If you’re a Search Center user, I also caution you that there are likely two reports you have to be wary of. The default SiteCatalyst “Search Engine” report should not be confused with Search Center’s “Search Engines” report, and vise versa. This weird nomenclature issue also occurs for “Campaign” and “Campaigns”. Luckily, “Ad Group” is safe from this nightmare. To be sure you’re looking at the right report within the Excel Client, run both datablocks to see which is the one you need.
Once you choose a report, the first thing you should do is link the effective date ranges back to the date ranges you entered in an Excel worksheet cell, one starting date and one end date. If you link date ranges, you can simply change the range within the worksheet, hit refresh, and voila the datablock is updated. Much easier than going in to edit the datablock and changing the date.
The metrics you choose are also important when putting together your datablock. Sure you can go in and select a bunch of preloaded calculated metrics, but if you want to keep your sanity when refreshing a large worksheet full of datablocks, I’d recommend writing your own calculated cell formulae. Data refresh times can get pretty long, so why waste your time with simple metrics you can calculate yourself, such as CTR, ROAS, and pages/visit.
Once you have your metrics lined up, extra calculations and number formatting established, you’ll want to link all these numbers to your actual report to be sent to internal stakeholders, clients, or executives. Once formatted, you can do fancy charts and graphs that simply aren’t possible in the web interface. A particular favorite of mine is a month-over-month and week-over-week data comparison, or the ever-popular CPC versus average position graph (again, simply not possible in the web interface).
Tags: automation, best practices, excel, guide, Omniture, sitecatalyst

















October 16th, 2008 at 1:35 pm
Thank you so much for taking the time to highlight some how-to’s of the ExcelClient feature in Omniture SiteCatalyst. It is great to see our customers take such initiative to help each other out.
As a consultant at Omniture, it is very important to engage our customers in conversations like this. In addition to our traditional support channels and consulting services, many Omniture employees have been communicating with customers for some time via our blogs and social media platforms like Twitter. That being said, we’re always open to any suggestions you or your readers might have so that we can change your perception about communication of our best practices.

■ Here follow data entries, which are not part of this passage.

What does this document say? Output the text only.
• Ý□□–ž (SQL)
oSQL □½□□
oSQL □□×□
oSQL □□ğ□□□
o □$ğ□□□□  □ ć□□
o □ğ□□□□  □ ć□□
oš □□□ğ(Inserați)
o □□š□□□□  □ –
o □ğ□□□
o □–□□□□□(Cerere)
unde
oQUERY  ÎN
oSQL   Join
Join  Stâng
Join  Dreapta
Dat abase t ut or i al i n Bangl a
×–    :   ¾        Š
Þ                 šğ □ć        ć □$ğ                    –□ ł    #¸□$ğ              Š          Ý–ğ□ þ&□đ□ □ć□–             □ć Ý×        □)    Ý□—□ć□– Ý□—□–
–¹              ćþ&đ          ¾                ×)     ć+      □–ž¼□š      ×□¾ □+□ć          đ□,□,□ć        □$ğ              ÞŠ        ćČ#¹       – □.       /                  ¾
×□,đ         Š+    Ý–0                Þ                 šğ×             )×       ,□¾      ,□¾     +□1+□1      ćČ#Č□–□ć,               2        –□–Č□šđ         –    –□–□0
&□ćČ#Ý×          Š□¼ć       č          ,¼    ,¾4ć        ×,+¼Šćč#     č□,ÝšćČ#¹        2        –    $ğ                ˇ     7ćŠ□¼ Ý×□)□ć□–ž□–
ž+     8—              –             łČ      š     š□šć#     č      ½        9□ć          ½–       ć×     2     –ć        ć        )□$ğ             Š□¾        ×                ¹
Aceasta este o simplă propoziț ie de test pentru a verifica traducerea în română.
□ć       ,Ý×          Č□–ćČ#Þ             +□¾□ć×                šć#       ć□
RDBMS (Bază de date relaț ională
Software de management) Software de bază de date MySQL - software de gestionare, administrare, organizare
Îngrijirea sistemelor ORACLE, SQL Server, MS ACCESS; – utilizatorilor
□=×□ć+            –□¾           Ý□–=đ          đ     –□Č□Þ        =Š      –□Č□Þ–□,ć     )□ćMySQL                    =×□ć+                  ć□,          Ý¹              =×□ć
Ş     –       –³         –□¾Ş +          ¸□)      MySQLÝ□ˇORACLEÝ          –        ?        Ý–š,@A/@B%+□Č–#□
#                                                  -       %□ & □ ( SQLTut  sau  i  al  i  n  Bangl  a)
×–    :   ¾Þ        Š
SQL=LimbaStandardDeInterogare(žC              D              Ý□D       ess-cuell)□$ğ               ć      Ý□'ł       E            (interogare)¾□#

In case you are interested, I sponsor an “Inside SiteCatalyst” blog that discusses many of the items you mentioned in your post including the differentiation between variable types and the ExcelClient itself. I invite you to take a look and subscribe if you haven’t already. If there are any topics you would like me to cover, please send me an e-mail at insidesitecatalyst@omniture.com. Thanks again for an interesting post.
Adam Greco
Omniture Consulting
October 16th, 2008 at 8:50 pm
Hi Adam,
It’s great that Omniture has stepped up in recent months to answer the call for greater transparency and assistance to existing customers. I personally struggled for months trying to find my own way through business problems, with little to no help from Omniture aside from a back-handed invitation to explore consulting services.
Whoops, bit of a tangent…
Let’s just keep it at this: your blog articles are far overdue, and certainly appreciated. But I’m still going to keep you guys on your best behavior!